Mini ESP8266 dev board and a demo WiFi hack

I attended a one week network security training recently and taught end-user security awareness a little later. One outstanding topic in both trainings were weak WPA/WPA2 passwords.
I actually wanted to explore ways to use menues on my little I2C OLED display. So I set out to combine testing for weak WiFi passwords and findind a way to make easy to use menus.

But menues need buttons and there was no space left on my little breadboard between the NodeMCU dev module and the OLED. So I looked for smaller breadboard-ready ESP8266 dev modules and found this inexpensive ESP8266 Dev Mini Module.




Further research showed that this might be pretty much a knockoff of the Wemos D1 Mini, I hadn't seen before.
This board has a lot less pins as compared to a full NodeMCU dev board. But all the important ones seem to be there. The board came with a set of headers and I decided to make the USB stuff the bottom side, so I can see the LED on the ESP-12F module.
Top view: ESP-12f

Bottom view: USB
The USB drivers auto-installed on my Windows 10 machine.
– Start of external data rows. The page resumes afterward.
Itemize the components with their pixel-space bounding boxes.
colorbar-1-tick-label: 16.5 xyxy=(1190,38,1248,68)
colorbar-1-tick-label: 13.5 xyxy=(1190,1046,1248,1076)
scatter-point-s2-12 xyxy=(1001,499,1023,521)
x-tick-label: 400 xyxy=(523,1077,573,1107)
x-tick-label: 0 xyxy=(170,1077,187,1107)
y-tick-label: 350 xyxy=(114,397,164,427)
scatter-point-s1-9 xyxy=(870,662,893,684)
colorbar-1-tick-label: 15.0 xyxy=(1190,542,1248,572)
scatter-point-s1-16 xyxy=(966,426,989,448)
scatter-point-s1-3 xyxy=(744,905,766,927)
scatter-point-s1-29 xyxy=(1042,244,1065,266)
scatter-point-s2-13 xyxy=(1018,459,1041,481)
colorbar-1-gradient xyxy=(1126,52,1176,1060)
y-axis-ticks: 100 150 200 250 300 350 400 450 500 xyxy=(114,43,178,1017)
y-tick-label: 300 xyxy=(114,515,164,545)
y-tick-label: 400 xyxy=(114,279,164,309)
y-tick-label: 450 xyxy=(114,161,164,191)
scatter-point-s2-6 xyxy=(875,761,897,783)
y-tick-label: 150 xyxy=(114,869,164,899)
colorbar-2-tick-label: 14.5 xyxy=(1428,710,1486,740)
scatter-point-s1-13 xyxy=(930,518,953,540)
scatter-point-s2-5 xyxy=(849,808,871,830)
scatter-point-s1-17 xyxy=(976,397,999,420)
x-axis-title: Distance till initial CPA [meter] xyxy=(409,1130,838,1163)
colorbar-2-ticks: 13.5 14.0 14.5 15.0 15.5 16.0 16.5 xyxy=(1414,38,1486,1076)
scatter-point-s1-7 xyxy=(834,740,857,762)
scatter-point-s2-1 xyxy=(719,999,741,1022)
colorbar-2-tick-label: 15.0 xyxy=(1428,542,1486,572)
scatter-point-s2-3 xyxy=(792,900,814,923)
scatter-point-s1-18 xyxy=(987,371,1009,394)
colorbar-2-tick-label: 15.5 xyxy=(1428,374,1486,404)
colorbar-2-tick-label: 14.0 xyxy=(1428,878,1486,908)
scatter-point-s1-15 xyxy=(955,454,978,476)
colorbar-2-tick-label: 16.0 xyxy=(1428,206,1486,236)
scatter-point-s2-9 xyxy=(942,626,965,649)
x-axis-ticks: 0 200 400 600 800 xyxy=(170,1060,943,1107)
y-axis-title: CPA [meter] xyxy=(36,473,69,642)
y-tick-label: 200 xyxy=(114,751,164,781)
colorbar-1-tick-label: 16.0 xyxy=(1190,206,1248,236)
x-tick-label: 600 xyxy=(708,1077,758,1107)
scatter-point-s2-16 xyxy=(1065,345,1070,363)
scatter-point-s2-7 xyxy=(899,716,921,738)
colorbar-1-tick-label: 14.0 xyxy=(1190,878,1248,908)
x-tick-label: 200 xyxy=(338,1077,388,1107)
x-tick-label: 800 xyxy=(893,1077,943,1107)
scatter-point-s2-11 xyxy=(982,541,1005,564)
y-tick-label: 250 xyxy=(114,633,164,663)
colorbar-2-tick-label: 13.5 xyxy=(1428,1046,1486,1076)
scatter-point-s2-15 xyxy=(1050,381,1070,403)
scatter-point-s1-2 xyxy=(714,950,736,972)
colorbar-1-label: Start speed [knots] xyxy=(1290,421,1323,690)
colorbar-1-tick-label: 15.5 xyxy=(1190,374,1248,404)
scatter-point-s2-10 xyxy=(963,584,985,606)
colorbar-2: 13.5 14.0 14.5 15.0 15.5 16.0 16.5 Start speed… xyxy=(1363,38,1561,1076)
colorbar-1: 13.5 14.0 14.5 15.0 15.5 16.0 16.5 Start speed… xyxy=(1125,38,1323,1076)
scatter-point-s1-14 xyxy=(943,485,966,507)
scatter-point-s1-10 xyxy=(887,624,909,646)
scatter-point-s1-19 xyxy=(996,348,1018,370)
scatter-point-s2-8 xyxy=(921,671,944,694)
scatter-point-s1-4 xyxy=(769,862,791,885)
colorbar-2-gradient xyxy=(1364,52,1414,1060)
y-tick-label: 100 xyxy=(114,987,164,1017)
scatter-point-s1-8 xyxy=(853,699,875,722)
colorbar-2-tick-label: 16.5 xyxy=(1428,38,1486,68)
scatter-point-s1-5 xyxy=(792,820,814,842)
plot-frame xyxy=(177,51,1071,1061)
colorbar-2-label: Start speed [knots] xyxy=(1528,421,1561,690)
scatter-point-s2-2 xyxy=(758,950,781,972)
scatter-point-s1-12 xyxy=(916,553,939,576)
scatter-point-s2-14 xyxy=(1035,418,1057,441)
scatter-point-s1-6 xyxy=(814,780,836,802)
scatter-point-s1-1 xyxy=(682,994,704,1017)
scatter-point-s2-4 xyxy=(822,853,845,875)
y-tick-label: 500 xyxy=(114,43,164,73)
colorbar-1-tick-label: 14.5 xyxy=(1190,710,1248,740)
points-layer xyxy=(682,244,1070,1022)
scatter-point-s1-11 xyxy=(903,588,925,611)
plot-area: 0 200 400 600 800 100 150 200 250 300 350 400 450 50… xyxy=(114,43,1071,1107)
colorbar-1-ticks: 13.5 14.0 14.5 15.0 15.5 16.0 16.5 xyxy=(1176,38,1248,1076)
So my first project with this board was a very simple WiFi security scanner that lists all available AccessPoints (excluding the invisible ones) and try to get in with a list of passwords stored in the SPIFFS file system.

Here is my video about both the module and the Wifi Security tester.


Fritzing schematic of the WiFi scanner
My motivation was to find out how to make a simple menue system. The current implementations has quite a few shortcommings. Eg: The list of WiFi targets can only be a few items long, and does not scroll. Simpley because the number of  networks visible from my lab was never longer than that.
I use interrupts (falling edge) on the GPIO pins to trigger functions that increment or decrement the menu selection bar.

Good WPA/WPA2 password lists are shipped with Kali linux, but these are *WAY* too big to fit on the module's file system. You have to ressort to "educated guessing" there,

If you are looking for the code for the Wifi-Security tester, it is up on my GitHub repository. It still needs quite a lot of cleanup and a few functions should be rewritten, so beware!